Un mois après avoir élu président le jeune centriste Emmanuel Macron, les Français doivent choisir dimanche leurs députés à l'Assemblée nationale, où le parti présidentiel semble en mesure d'obtenir la majorité nécessaire pour réaliser les réformes promises pendant la campagne électorale.

À l'avant-veille du premier tour du scrutin, les sondages donnent une ample avance au camp Macron, avec autour de 30 % des intentions de vote, face à une opposition en lambeaux.

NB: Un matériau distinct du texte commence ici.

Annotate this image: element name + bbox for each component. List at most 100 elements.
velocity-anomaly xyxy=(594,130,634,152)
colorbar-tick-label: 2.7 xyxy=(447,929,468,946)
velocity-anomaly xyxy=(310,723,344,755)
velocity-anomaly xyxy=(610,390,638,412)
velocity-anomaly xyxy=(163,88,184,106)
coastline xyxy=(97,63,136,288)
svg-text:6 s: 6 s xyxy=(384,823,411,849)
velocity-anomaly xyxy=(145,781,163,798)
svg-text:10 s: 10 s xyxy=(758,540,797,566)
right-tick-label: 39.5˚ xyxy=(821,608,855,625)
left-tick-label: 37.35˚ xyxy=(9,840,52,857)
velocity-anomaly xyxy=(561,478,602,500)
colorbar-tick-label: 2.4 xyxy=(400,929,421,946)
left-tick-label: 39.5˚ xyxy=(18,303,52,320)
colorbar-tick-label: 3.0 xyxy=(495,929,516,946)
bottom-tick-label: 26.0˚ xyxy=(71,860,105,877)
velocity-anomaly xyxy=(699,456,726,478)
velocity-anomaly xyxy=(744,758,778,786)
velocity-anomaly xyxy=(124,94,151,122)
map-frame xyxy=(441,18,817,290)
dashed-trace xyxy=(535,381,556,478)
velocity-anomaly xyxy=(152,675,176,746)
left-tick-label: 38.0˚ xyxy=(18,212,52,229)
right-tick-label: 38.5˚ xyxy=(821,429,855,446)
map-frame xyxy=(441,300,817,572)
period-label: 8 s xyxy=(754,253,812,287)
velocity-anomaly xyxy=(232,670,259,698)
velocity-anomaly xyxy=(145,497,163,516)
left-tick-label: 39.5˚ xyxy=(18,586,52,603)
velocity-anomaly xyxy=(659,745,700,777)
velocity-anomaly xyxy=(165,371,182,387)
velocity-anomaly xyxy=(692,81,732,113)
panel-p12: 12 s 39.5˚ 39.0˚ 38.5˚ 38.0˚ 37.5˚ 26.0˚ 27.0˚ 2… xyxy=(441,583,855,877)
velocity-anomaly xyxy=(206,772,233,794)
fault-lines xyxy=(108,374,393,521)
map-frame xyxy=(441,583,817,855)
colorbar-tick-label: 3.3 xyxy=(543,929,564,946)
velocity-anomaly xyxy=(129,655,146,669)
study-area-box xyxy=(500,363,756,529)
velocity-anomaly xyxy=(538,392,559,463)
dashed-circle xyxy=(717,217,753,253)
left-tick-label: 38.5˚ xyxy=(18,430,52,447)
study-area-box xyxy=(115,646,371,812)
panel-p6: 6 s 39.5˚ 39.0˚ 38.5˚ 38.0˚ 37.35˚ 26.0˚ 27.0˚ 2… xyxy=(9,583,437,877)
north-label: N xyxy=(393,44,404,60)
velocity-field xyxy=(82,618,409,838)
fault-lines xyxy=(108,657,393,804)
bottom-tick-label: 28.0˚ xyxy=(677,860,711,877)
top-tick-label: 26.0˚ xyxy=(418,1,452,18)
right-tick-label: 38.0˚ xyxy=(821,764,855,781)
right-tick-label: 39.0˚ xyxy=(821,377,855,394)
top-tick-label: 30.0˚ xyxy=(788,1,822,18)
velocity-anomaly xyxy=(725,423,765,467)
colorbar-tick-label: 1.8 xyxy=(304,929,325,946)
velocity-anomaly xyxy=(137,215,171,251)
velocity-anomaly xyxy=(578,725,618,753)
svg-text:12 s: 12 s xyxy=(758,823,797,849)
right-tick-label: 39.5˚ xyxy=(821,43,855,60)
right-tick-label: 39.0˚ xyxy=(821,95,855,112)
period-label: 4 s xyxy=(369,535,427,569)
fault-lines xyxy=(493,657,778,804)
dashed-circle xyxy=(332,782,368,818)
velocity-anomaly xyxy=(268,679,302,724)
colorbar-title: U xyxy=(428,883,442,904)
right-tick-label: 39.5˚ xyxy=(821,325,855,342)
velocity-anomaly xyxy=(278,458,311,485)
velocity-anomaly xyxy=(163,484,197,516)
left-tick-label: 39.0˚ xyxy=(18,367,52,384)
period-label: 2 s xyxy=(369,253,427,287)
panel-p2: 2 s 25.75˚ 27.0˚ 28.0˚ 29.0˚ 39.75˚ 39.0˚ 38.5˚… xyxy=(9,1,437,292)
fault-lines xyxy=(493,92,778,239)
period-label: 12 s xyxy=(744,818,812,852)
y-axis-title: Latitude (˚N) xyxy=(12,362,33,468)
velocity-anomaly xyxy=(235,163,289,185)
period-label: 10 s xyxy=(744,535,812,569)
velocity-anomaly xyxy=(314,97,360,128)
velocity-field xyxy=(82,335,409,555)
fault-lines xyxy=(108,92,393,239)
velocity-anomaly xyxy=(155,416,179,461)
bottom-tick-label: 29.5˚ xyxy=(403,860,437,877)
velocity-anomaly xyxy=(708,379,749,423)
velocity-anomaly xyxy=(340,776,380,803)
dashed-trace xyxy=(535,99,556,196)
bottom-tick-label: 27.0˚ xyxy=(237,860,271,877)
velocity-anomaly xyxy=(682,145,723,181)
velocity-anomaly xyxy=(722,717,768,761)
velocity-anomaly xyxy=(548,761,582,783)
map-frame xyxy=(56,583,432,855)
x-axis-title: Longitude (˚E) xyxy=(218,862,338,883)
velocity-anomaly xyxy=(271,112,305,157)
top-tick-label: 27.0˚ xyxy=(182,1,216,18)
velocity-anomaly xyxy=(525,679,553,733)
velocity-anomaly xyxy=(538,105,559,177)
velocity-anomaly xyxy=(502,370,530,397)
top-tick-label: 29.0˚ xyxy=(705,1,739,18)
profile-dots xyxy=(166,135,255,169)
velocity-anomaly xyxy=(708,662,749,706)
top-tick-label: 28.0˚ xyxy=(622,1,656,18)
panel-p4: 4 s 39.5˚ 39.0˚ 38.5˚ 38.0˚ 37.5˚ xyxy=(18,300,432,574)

Éliminés dès le premier tour de la présidentielle, les partis traditionnels de gauche et de droite qui se partagent le pouvoir en France depuis 60 ans craignent d'être balayés par un raz-de-marée bleu ciel, la couleur du mouvement présidentiel créé il y a seulement un an : d'après plusieurs projections, il pourrait avoir près de 400 députés, bien au-delà du seuil de 289 sièges requis pour obtenir la majorité absolue.

Si les dirigeants européens et les marchés se félicitent de savoir que les réformes promises pourront être mises en oeuvre, la perspective d'une concentration des pouvoirs ne manque pas d'inquiéter les autres forces politiques françaises.

M. Macron et son mouvement suivent « une stratégie de domination hégémonique [...] je ne pense pas que ce soit sain pour le débat démocratique pour les cinq années à venir », a ainsi déploré vendredi François Baroin, le chef de file du parti de droite Les Républicains (LR) pour les législatives.

État de grâce

La déferlante potentielle de députés du camp de M. Macron viendrait confirmer la soif de renouvellement politique des Français, qui ont éliminé les ténors des partis traditionnels et élu président un homme de 39 ans encore inconnu de tous il y a quelques années. Sa volonté de briser les lignes politiques traditionnelle l'a conduit à former un gouvernement mêlant personnalités de droite, de gauche et de la société civile.

Parmi les 530 candidats investis par La République en Marche (le mouvement d'Emmanuel Macron), la moitié sont des citoyens jamais élus et originaires d'horizons variés : torera, mathématicien, pilote de chasse, etc.

Leur manque de notoriété ou d'expérience ne les empêche pas d'avoir le vent en poupe, portés par la popularité du nouveau chef de l'État français, qui connaît un indéniable état de grâce en ce début de quinquennat.

« Un vent nouveau se lève », s'est enflammé mercredi le ministre de l'Intérieur Gérard Collomb, soutien de la première heure du président centriste, saluant « la France qui [tient] tête, la France de retour ».

Premiers pas jugés réussis sur la scène internationale face aux poids lourds que sont Donald Trump, Angela Merkel et Vladimir Poutine, confiance des investisseurs, cote au beau fixe auprès des Français, fascination mondiale pour le couple atypique formé par M. Macron et sa femme Brigitte, de 24 ans son aînée... Le président pro-européen bénéficie d'une véritable « Macronmania », malgré de premières polémiques.

Après des accusations de favoritisme portées contre l'un de ses proches, Richard Ferrand, à propos d'une transaction immobilière en 2011, le petit parti centriste MoDem allié au chef de l'État, qui compte plusieurs ministres de poids au gouvernement, est désormais visé par une enquête sur des soupçons d'emplois fictifs financés par des fonds européens.

Au défi de réformer

Reste à transformer l'essai. Ces législatives revêtent un enjeu crucial pour Emmanuel Macron, qui a besoin d'une solide majorité pour asseoir sa politique de réformes sociales-libérales : moralisation d'une vie politique minée par les affaires, assouplissement du droit du travail - au risque de s'attirer les foudres des syndicats - ou encore réduction des déficits publics, pour se conformer aux règles européennes.

L'impératif est double : il s'agit de tenir les engagements pris auprès des électeurs, mais aussi de regagner la confiance de Berlin, qui réclame depuis longtemps des réformes structurelles à Paris. Or Emmanuel Macron a bien l'intention de former avec l'Allemagne le duo de tête européen, à l'heure où l'allié américain prend ses distances et où la Grande-Bretagne a fait le choix du Brexit.

« L'élection d'Emmanuel Macron redonne à l'Europe un fragile espoir. Trump et le Brexit peuvent jouer comme un accélérateur de particules pour le couple franco-allemand ». Mais « la France doit d'abord traduire ses intentions en actes pour convaincre l'Allemagne que, cette fois-ci, elle ira jusqu'au bout dans sa volonté de réformes », fait valoir l'expert en politique internationale Dominique Moïsi dans une note d'analyse.